Kwale, Bungoma, Siaya, Migori, Elgeyo Marakwet, Nyeri, and Tharaka Nithi counties have achieved over 80 per cent household registration.
Counties whose household registration is between 50-80 per cent include Nyamira, Kisumu, Kitui, Kisii, Makueni, Trans Nzoia and Machakos. Others in this range are Embu, Taita Taveta, Bomet, Nandi, Kilifi, Kirinyaga, Kericho, Marsabit, Turkana, Mandera, Isiolo, Baringo, Kajiado and Uasin Gishu.
However, there has been low household registration in city counties, as well as Arid and Semi-Arid Land (Asal) counties, with Wajir recording the lowest household registration at below 20 per cent. The report attributes this trend to late deployment, whereby CHPs received their tool and data kits after other counties.
Kiambu, Nairobi City, Kajiado, Kirinyaga, Machakos and Nakuru counties have the lowest CHP to household registration ratio; meaning that despite having a high number of health promoters, the number of households registered is unusually low.

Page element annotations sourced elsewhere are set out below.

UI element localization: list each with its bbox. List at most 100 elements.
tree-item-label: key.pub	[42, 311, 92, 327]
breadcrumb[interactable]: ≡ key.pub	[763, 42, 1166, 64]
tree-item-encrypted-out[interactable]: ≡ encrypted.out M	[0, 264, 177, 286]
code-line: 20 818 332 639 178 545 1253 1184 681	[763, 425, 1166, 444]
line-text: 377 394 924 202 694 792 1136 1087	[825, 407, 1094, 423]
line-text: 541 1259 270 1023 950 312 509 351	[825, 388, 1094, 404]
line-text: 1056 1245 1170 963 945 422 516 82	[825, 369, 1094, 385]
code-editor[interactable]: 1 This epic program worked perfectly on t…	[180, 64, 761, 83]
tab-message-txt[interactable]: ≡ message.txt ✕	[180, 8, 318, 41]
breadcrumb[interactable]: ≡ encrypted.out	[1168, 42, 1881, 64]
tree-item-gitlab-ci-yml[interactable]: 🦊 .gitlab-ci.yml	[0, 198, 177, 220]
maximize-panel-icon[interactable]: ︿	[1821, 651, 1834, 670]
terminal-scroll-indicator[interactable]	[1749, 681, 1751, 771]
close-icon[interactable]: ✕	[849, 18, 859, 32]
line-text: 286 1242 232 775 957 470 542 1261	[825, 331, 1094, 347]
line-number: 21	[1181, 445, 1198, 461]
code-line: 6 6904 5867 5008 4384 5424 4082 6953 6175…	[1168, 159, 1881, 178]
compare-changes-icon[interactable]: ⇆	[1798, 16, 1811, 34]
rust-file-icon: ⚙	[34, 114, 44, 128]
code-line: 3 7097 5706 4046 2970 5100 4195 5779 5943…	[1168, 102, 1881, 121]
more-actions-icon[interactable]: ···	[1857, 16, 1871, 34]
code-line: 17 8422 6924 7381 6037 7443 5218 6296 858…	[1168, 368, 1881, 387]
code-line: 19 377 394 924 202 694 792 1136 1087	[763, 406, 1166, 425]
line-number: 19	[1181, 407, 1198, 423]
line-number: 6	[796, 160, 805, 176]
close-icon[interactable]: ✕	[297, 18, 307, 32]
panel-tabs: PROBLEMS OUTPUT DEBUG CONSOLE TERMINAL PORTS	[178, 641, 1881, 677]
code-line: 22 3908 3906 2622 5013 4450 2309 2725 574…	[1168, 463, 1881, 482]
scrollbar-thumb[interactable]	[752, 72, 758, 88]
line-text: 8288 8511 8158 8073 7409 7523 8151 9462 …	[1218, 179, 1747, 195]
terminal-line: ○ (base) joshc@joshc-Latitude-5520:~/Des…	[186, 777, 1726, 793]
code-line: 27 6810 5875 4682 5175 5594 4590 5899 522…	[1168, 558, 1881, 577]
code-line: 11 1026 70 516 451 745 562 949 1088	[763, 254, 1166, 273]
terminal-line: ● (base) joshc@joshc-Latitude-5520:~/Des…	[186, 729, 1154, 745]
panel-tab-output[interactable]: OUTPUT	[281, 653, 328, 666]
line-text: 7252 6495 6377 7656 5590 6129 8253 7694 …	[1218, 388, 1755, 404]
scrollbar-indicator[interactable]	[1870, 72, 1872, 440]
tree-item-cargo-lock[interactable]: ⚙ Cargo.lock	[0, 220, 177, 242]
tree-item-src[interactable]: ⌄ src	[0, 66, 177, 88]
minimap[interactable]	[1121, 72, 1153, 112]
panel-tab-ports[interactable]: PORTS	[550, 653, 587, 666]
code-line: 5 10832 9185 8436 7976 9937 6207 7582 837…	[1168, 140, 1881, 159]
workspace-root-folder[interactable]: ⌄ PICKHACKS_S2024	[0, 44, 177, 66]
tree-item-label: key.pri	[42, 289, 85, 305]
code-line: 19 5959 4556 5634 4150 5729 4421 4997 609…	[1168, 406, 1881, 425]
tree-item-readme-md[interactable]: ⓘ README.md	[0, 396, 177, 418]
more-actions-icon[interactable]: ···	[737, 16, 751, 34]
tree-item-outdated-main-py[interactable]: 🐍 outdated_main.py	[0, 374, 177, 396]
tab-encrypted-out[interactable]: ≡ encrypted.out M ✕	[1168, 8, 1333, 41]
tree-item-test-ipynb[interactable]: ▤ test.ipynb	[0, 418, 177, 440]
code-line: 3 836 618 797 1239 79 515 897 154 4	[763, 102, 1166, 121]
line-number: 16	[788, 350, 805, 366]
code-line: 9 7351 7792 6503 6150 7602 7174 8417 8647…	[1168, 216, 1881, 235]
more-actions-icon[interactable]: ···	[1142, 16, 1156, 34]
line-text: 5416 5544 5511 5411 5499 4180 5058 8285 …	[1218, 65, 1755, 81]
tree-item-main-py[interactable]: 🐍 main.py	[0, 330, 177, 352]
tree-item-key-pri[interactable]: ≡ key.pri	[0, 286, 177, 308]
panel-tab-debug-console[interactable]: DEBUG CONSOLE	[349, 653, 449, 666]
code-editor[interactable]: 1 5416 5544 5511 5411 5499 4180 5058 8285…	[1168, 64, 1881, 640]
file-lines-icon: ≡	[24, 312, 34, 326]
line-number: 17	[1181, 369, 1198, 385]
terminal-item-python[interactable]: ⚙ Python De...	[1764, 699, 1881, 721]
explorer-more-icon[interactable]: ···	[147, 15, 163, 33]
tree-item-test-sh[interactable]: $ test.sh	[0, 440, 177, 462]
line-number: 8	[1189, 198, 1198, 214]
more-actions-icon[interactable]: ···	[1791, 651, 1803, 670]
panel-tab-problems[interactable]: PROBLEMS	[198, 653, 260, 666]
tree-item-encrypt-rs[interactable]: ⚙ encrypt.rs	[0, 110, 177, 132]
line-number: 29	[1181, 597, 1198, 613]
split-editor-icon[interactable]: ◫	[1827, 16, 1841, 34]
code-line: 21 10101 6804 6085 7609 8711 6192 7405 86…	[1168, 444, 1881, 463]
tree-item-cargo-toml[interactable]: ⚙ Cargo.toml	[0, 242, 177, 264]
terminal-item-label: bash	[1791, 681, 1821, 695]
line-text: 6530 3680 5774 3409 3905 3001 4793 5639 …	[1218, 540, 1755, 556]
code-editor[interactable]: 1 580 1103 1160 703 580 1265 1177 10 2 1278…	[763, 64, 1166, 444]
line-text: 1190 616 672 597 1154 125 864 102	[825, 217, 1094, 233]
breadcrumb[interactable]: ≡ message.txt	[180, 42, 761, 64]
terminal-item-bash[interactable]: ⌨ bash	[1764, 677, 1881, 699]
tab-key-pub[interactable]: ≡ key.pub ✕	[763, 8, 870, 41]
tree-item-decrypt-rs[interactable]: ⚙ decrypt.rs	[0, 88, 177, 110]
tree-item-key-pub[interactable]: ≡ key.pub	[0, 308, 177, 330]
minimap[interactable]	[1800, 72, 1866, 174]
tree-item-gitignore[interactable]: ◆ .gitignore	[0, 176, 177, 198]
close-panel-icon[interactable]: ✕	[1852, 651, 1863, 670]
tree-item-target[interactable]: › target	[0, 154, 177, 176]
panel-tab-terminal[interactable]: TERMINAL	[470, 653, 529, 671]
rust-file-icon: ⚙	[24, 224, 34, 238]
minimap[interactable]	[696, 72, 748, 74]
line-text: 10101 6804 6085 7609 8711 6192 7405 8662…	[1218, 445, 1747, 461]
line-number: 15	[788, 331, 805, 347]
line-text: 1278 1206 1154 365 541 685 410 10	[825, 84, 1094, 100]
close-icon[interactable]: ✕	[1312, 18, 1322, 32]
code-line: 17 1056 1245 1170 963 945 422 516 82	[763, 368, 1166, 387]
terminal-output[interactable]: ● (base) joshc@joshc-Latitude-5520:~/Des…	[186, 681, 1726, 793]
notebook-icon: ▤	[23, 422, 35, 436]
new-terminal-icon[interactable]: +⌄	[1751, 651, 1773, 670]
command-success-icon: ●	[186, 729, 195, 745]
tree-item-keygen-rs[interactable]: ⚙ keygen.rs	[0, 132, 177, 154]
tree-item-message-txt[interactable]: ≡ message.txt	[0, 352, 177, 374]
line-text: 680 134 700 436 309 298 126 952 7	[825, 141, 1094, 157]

Data from the report also shows that some 10,000 CHPs are yet to begin working despite being enrolled on eCHIS, and some two million households are yet to receive services after registration.

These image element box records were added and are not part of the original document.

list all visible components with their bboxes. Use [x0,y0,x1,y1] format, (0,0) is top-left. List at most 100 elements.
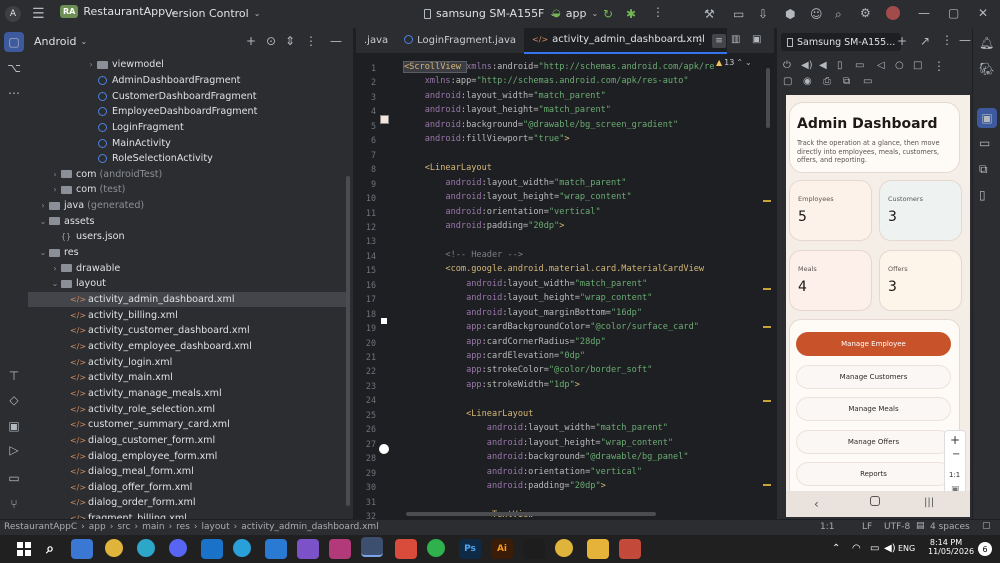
chevron-right-icon[interactable]: › [50,264,60,273]
code-line[interactable]: <com.google.android.material.card.Materi… [404,264,704,274]
project-tree-item[interactable]: </> fragment_billing.xml [28,511,346,519]
project-tree-item[interactable]: › viewmodel [28,57,346,73]
project-scrollbar[interactable] [346,176,350,506]
zoom-in-icon[interactable]: + [950,433,960,447]
open-external-icon[interactable]: ↗ [920,34,930,48]
home-button-icon[interactable]: ○ [895,60,904,71]
chevron-down-icon[interactable]: ⌄ [38,248,48,257]
project-tree-item[interactable]: </> dialog_order_form.xml [28,495,346,511]
project-tree-item[interactable]: </> activity_main.xml [28,370,346,386]
vcs-selector[interactable]: Version Control ⌄ [165,7,260,20]
chevron-right-icon[interactable]: › [38,201,48,210]
project-tree-item[interactable]: AdminDashboardFragment [28,73,346,89]
options-icon[interactable]: ⋮ [694,33,706,47]
visual-studio-icon[interactable] [297,539,319,559]
options-icon[interactable]: ⋮ [933,59,945,73]
code-line[interactable]: android:layout_width="match_parent" [404,178,626,188]
breadcrumb-item[interactable]: layout [202,522,230,532]
project-tree-item[interactable]: </> activity_customer_dashboard.xml [28,323,346,339]
telegram-icon[interactable] [233,539,251,557]
project-tree-item[interactable]: {} users.json [28,229,346,245]
camera-icon[interactable]: ⎙ [823,76,831,87]
search-icon[interactable]: ⌕ [835,7,842,22]
rerun-icon[interactable]: ↻ [603,7,613,21]
project-tree-item[interactable]: </> dialog_offer_form.xml [28,480,346,496]
device-manager-icon[interactable]: ▭ [733,7,744,21]
code-line[interactable]: android:orientation="vertical" [404,207,600,217]
chevron-down-icon[interactable]: ⌄ [38,217,48,226]
code-line[interactable]: android:background="@drawable/bg_panel" [404,452,689,462]
emulator-icon[interactable]: ▯ [979,188,986,202]
project-tree-item[interactable]: </> dialog_customer_form.xml [28,433,346,449]
chevron-right-icon[interactable]: › [50,170,60,179]
locate-file-icon[interactable]: ⊙ [266,34,276,48]
more-tools-icon[interactable]: ⋯ [4,83,24,103]
running-devices-icon[interactable]: ▣ [977,108,997,128]
project-tree-item[interactable]: </> dialog_employee_form.xml [28,448,346,464]
code-line[interactable]: <LinearLayout [404,409,533,419]
editor-tab[interactable]: LoginFragment.java [396,28,524,54]
chrome-icon[interactable] [105,539,123,557]
line-separator[interactable]: LF [862,522,872,532]
gradle-icon[interactable]: 🐘︎ [979,62,994,76]
project-tree-item[interactable]: ⌄ layout [28,276,346,292]
action-button[interactable]: Reports [796,462,951,486]
nav-back-icon[interactable]: ‹ [814,497,819,511]
action-button[interactable]: Manage Offers [796,429,951,454]
expand-all-icon[interactable]: ⇕ [285,34,295,48]
edge-icon[interactable] [137,539,155,557]
code-line[interactable]: app:cardElevation="0dp" [404,351,585,361]
git-icon[interactable]: ⑂ [4,494,24,514]
battery-icon[interactable]: ▭ [870,543,879,554]
power-icon[interactable]: ⏻ [783,60,791,71]
sdk-manager-icon[interactable]: ⇩ [758,7,768,21]
file-encoding[interactable]: UTF-8 [884,522,910,532]
minimize-window-icon[interactable]: — [918,6,930,20]
device-selector[interactable]: samsung SM-A155F ⌄ [424,7,556,20]
horizontal-scrollbar[interactable] [406,512,656,516]
close-window-icon[interactable]: ✕ [978,6,988,20]
screen-record-icon[interactable]: ◉ [803,76,812,87]
breadcrumb-item[interactable]: src [117,522,130,532]
project-view-selector[interactable]: Android [34,35,77,48]
code-line[interactable]: android:layout_width="match_parent" [404,423,668,433]
code-line[interactable]: android:layout_marginBottom="16dp" [404,308,642,318]
input-language[interactable]: ENG [898,544,915,553]
project-folder-icon[interactable]: ▢ [4,32,24,52]
device-explorer-icon[interactable]: ⧉ [979,162,988,177]
indent-setting[interactable]: 4 spaces [930,522,970,532]
project-tree-item[interactable]: </> activity_role_selection.xml [28,401,346,417]
code-line[interactable]: <ScrollView xmlns:android="http://schema… [402,61,714,73]
add-device-icon[interactable]: + [897,34,907,48]
rotate-right-icon[interactable]: ▭ [855,60,864,71]
project-tree-item[interactable]: › drawable [28,260,346,276]
ai-assistant-icon[interactable]: ☺ [810,7,823,21]
breadcrumb-item[interactable]: main [142,522,165,532]
back-button-icon[interactable]: ◁ [877,60,885,71]
profile-icon[interactable] [886,6,900,20]
chrome-2-icon[interactable] [555,539,573,557]
chevron-down-icon[interactable]: ⌄ [81,37,88,46]
build-hammer-icon[interactable]: ⚒ [704,7,715,21]
tabs-more-icon[interactable]: ⌄ [680,35,687,44]
code-line[interactable]: xmlns:app="http://schemas.android.com/ap… [404,76,689,86]
breadcrumb-item[interactable]: RestaurantAppC [4,522,77,532]
code-line[interactable]: app:strokeColor="@color/border_soft" [404,365,652,375]
code-line[interactable]: android:layout_width="match_parent" [404,91,606,101]
project-tree-item[interactable]: › java (generated) [28,198,346,214]
clock[interactable]: 8:14 PM 11/05/2026 [928,538,974,556]
lock-icon[interactable]: ▤ [916,521,925,531]
code-view-icon[interactable]: ≡ [712,34,726,48]
code-line[interactable]: <LinearLayout [404,163,492,173]
project-selector[interactable]: RA RestaurantApp ⌄ [60,5,177,18]
project-tree-item[interactable]: LoginFragment [28,120,346,136]
readonly-icon[interactable]: ▢ [982,521,991,531]
chevron-down-icon[interactable]: ⌄ [50,279,60,288]
code-line[interactable]: android:layout_height="wrap_content" [404,192,631,202]
project-tree-item[interactable]: </> customer_summary_card.xml [28,417,346,433]
code-line[interactable]: android:background="@drawable/bg_screen_… [404,120,679,130]
app-icon[interactable] [619,539,641,559]
android-studio-taskbar-icon[interactable] [361,537,383,557]
code-line[interactable]: android:layout_height="wrap_content" [404,438,673,448]
main-menu-icon[interactable]: ☰ [32,6,45,22]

In counties that have achieved high CHP enrolment and high household registration, the success of eCHIS is evident.
For instance, in Migori County where household registration is over 80 per cent, some 641,295 residents have been screened for diabetes and 6,087 referred to healthcare facilities through eCHIS. So far, this is the highest number of patients screened for diabetes countrywide.
Also, in Bungoma County, where household registration is over 80 per cent, CHPs have identified 570 underage pregnant mothers and 481 pregnant teenage mothers. These are the highest recorded numbers across the country.

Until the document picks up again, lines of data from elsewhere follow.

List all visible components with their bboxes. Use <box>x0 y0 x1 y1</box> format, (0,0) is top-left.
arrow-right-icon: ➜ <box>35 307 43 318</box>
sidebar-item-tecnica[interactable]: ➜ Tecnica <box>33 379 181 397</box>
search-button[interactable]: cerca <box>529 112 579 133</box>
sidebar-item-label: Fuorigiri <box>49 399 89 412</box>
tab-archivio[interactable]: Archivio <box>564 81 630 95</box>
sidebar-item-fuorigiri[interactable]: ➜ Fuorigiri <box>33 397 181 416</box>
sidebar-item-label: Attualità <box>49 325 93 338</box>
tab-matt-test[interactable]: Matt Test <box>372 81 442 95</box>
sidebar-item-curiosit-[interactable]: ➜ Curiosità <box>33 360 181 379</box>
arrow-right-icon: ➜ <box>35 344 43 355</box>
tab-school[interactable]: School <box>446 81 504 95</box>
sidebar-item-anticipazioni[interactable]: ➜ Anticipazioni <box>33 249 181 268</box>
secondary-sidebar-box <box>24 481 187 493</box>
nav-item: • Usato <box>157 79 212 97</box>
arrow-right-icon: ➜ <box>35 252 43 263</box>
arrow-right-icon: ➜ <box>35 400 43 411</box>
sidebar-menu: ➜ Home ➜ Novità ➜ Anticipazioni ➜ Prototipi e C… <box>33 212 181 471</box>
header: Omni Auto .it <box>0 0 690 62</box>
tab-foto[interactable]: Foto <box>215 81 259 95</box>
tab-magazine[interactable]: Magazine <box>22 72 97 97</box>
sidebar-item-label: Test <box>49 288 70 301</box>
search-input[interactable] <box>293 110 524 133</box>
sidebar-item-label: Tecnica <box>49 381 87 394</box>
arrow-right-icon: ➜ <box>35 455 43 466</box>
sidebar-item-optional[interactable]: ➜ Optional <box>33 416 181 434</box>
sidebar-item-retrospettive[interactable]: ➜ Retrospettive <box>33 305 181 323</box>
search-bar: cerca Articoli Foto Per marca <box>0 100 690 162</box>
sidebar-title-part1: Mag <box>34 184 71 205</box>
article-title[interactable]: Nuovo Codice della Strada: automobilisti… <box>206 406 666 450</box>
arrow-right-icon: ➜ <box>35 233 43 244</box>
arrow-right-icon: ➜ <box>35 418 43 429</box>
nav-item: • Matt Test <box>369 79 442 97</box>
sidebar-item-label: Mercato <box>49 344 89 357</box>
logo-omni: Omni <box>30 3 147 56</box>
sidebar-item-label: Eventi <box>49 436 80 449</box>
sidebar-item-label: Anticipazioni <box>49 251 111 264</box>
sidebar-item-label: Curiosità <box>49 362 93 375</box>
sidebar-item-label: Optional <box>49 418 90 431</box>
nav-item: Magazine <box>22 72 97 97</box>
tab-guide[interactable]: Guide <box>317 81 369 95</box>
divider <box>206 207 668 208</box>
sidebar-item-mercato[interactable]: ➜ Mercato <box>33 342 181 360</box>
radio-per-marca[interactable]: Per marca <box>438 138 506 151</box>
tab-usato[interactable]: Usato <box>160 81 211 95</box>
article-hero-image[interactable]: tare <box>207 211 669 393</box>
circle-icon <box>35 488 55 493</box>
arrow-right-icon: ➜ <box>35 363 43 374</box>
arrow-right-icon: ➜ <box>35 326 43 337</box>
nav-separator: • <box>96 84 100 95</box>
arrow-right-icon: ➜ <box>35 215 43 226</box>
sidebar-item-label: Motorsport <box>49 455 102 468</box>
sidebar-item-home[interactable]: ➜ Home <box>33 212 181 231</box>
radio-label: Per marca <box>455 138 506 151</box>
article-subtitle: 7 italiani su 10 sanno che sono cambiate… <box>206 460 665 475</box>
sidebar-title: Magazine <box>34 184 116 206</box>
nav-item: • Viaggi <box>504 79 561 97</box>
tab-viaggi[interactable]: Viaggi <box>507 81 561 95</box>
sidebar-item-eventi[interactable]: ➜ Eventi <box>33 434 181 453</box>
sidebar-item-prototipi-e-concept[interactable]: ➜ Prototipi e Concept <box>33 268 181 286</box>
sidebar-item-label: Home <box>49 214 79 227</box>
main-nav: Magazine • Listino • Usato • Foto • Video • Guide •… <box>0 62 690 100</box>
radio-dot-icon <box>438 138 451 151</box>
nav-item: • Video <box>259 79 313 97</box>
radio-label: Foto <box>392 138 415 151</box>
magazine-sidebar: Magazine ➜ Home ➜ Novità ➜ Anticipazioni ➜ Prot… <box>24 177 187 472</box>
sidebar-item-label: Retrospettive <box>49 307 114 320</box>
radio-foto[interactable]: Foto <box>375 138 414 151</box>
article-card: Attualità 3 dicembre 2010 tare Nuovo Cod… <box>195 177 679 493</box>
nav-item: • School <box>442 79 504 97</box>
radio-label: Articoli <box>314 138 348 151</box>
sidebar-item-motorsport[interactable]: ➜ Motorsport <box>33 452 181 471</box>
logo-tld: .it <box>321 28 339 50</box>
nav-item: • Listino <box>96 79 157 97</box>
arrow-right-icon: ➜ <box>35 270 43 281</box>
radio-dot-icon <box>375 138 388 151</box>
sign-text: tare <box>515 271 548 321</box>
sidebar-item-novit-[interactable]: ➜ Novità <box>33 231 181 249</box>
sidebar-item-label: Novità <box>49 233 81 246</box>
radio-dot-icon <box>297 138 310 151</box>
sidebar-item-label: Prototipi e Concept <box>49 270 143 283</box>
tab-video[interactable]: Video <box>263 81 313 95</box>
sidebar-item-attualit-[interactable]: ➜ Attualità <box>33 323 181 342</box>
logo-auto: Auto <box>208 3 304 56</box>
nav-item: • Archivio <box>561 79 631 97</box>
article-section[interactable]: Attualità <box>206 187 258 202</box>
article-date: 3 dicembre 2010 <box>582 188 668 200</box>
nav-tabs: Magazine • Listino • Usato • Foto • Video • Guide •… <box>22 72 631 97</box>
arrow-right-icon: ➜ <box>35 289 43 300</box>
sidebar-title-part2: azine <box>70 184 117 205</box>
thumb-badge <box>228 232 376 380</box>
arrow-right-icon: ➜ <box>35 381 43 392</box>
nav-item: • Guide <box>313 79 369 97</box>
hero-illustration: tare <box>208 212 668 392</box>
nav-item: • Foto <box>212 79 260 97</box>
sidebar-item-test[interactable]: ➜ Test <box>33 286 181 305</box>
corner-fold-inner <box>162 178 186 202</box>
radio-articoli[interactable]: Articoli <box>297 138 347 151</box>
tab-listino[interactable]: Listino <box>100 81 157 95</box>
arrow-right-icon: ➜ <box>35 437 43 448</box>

The data generated on the eCHIS toolkit is crucial because it helps the government track the health status of the country’s population and make informed decisions on how to address issues.
In the case of Non-Communicable Diseases (NDCs) like diabetes and hypertension, community health promoters have made great strides in mapping out incidences of the ‘silent killers’. eCHIS data shows that countrywide, CHPs have screened some 4,084,903 people for diabetes, and another 2,793,000 for hypertension. Of these, 56,214 and 140,503 have been referred to healthcare facilities for diabetes and hypertension treatment respectively.
Despite the milestones community health promoters have achieved in linking villagers to healthcare facilities, they face numerous challenges.
One such challenge is little household visits by community health promoters despite high household registration. In addition, despite successful household registration, not all household members are registered, leaving a gap in household data.
There is also a challenge in remuneration, whereby some counties have not paid their community health promoters the monthly stipend of Ksh5,000 funded through the national and respective county governments on a 50-50 basis.
While some 27 counties have consistently been paying their CHPs, 15 counties have not paid them for over nine months since the launch of the programme. These counties are Bomet, Baringo, Garissa, Kajiado, Kericho, Kilifi, Kisii, Laikipia, Mandera, Meru, Narok, Nyamira, Taita Taveta, Tana River, and Uasin Gishu.
Another five counties – Bungoma, Kirinyaga, Muranga, Nyandarua, and Samburu – have accumulated five months of payment arrears.
The Amref Health Africa report recommends regular data review meetings between CHPs and their supervisors, as well as regular supervision of the workers by technical assistants to address challenges as they arise.
The report further recommends validation of household registration to ensure that all members in every household are registered. CHPs working in areas with poor internet connectivity are advised to find suitable well-connected areas where they can synchronize their data on a regular basis.